A useful evaluation kit, kept small on purpose:

One factual question that has a wrong-sounding correct answer.
One short coding task with a tricky edge case.
One summarization of a passage longer than 1,500 words.
One follow-up question that tests whether the model retained the prior turn.
One refusal-test prompt to see how each model handles boundaries.

Step 5. Start the local server

Head to the Developer tab, load a model, and click Start Server. LM Studio exposes an OpenAI-compatible API on http://localhost:1234/v1. Any client that lets you override the API base URL works against it. Toggle CORS in the server settings if you plan to call it from a browser.
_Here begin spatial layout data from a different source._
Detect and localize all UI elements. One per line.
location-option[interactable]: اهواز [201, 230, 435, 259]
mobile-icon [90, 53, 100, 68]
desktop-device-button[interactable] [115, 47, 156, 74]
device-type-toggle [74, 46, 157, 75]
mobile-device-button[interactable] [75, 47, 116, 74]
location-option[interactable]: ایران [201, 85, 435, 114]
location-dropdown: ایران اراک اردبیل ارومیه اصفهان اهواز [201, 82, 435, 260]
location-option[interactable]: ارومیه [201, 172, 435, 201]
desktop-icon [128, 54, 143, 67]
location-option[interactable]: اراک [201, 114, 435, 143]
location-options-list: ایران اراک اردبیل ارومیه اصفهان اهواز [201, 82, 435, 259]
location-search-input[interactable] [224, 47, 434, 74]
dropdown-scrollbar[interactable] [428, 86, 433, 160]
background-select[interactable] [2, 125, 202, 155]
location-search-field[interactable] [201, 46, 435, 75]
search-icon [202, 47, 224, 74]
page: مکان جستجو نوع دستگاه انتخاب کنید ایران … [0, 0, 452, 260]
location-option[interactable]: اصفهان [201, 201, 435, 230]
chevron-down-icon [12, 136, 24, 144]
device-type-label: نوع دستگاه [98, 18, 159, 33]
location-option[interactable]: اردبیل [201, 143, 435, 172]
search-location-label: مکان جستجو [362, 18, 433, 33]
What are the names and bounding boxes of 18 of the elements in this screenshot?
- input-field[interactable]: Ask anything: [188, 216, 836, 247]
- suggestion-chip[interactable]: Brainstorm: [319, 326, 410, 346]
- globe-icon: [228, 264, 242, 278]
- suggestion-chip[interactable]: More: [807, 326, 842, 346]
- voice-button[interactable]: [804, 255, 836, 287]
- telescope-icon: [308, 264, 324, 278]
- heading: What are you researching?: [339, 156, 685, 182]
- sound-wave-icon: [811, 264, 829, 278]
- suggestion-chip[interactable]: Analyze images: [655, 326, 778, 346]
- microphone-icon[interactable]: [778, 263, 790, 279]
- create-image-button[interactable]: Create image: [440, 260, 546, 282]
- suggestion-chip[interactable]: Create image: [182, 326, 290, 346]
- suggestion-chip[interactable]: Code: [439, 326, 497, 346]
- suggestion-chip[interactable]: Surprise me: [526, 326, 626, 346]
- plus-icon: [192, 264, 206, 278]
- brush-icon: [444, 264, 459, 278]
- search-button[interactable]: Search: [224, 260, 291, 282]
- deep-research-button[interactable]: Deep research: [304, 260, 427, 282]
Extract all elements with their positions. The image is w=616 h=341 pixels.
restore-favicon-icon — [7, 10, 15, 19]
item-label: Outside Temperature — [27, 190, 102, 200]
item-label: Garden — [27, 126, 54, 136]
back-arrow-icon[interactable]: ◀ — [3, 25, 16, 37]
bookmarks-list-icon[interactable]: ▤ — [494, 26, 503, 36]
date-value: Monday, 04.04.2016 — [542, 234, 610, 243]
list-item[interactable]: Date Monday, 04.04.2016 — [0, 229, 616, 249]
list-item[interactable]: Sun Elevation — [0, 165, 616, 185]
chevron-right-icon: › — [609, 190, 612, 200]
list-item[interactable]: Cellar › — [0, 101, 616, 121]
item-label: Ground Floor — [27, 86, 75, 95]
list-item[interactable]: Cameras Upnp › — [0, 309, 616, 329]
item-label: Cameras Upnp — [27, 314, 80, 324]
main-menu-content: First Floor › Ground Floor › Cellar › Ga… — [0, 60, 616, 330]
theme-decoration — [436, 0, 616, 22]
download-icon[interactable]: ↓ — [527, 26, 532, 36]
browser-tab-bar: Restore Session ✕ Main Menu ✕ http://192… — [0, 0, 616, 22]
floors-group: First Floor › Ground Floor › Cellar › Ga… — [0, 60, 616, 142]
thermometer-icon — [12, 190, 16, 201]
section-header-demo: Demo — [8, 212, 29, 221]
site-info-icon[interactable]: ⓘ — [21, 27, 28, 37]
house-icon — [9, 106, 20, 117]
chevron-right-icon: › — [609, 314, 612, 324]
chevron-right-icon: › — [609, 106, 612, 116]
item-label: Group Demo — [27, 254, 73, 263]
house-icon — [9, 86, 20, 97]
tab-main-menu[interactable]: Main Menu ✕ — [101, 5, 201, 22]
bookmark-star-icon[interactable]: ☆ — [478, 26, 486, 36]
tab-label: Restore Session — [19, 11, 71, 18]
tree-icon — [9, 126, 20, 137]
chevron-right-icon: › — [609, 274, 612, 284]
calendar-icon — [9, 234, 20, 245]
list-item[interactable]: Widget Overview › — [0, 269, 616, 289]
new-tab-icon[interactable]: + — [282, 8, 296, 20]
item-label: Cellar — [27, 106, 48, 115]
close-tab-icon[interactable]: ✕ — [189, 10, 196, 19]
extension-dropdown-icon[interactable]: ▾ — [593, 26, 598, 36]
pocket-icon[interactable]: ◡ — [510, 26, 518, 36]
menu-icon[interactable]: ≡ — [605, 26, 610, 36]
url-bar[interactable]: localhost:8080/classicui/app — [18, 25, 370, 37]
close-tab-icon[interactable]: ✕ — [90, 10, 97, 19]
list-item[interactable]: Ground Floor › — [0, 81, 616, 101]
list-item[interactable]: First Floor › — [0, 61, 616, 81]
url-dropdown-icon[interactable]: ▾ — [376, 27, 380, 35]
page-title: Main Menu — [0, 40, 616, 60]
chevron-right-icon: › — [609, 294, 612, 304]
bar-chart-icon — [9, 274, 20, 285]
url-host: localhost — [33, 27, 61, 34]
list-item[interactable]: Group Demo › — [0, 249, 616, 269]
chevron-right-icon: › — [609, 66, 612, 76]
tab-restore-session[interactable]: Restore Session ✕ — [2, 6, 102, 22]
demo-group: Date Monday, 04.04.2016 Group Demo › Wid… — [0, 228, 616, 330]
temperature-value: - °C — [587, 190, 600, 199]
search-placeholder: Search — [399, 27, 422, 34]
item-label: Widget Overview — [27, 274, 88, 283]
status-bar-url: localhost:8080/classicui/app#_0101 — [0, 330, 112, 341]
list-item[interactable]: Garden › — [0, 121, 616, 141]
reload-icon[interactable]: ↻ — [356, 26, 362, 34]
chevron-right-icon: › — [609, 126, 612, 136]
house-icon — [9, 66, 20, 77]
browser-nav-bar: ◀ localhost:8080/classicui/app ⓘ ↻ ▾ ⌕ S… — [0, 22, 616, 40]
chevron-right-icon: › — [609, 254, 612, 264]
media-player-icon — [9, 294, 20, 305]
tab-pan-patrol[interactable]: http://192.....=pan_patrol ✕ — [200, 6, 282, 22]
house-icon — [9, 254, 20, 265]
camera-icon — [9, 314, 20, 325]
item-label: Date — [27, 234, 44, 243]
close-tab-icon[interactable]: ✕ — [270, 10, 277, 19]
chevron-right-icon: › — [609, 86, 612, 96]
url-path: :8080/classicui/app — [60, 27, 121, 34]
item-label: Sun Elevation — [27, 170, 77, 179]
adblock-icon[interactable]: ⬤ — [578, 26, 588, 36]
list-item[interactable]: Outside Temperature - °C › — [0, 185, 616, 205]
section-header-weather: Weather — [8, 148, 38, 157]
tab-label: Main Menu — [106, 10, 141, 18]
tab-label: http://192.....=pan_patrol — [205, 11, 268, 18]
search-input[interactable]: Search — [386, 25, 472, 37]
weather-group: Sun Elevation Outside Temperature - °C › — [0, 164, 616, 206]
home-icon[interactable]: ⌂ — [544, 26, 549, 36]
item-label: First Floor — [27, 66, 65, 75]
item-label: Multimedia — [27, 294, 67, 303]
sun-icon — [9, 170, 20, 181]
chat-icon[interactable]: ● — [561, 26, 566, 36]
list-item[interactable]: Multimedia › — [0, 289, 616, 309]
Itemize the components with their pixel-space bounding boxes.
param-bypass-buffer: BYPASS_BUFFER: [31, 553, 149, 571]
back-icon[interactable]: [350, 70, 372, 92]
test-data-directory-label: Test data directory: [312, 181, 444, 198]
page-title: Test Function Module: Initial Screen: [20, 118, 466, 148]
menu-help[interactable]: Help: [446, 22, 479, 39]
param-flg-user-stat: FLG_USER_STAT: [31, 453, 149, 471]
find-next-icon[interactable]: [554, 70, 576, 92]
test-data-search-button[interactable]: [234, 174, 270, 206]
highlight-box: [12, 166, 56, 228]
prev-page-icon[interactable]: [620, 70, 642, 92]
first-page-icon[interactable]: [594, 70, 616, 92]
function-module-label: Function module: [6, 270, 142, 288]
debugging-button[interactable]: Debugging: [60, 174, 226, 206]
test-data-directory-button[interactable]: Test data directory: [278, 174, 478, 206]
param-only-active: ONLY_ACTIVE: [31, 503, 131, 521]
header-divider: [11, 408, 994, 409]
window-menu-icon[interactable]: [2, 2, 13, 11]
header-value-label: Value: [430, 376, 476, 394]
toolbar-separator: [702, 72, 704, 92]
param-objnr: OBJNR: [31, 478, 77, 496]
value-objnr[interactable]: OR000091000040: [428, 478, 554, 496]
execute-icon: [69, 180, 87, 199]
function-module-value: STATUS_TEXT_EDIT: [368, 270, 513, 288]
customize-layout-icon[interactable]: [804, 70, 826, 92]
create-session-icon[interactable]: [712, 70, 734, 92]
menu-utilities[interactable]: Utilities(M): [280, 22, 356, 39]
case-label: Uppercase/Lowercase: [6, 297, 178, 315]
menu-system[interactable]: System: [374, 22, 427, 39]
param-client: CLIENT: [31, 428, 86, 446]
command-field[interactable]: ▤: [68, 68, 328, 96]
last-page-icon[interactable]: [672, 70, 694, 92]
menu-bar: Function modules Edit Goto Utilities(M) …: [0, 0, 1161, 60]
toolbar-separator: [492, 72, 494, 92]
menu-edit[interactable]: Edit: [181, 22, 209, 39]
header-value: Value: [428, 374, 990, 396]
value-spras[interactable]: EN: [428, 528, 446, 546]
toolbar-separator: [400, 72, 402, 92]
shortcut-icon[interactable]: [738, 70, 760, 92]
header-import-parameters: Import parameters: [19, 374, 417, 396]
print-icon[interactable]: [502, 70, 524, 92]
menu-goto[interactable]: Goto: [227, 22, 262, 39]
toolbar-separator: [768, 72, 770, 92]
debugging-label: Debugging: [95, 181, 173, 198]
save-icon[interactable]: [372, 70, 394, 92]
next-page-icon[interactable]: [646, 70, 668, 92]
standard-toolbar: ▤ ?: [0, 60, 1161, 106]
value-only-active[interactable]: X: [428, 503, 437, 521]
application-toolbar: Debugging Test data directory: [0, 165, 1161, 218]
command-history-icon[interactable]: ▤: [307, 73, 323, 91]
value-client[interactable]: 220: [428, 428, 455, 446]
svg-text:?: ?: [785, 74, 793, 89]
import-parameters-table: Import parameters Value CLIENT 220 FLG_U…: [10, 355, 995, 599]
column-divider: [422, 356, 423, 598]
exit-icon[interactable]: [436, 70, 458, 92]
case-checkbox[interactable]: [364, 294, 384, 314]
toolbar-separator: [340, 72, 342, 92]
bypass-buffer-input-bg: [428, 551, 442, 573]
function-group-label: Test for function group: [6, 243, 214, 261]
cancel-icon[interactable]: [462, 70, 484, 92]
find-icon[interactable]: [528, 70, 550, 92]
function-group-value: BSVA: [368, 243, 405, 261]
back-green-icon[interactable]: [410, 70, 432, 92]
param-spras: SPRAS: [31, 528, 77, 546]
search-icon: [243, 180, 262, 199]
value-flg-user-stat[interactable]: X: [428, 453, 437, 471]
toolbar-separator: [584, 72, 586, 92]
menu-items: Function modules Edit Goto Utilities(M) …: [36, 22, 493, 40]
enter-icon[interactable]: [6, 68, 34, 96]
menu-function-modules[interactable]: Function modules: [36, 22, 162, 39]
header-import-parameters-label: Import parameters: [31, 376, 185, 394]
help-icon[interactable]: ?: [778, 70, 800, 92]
# Test it from the terminal
curl http://localhost:1234/v1/chat/completions \
  -H "Content-Type: application/json" \
  -d '{
    "model": "loaded-model-id",
    "messages": [{"role": "user", "content": "Hello in 5 words."}]
  }'

Tips that save time

Store models on the largest drive you have. LM Studio has a setting for the model directory; pointing it at an external SSD avoids filling the boot disk.
Use the “Estimate” column in the model browser. The numbers are usually accurate within 10% on Apple Silicon and within 15% on NVIDIA.
For coding, set the chat template explicitly. LM Studio auto-detects it most of the time, but a wrong template silently degrades quality and is hard to debug.

When to graduate from LM Studio

Two natural exits. If you settle on a single model and want it permanently available with a small footprint, move it to Ollama. If you want maximum speed on Apple Silicon or fine quantization control, build llama.cpp from source. LM Studio is a good evaluation environment; it is not the best long-term home for either single-user productivity or multi-user serving.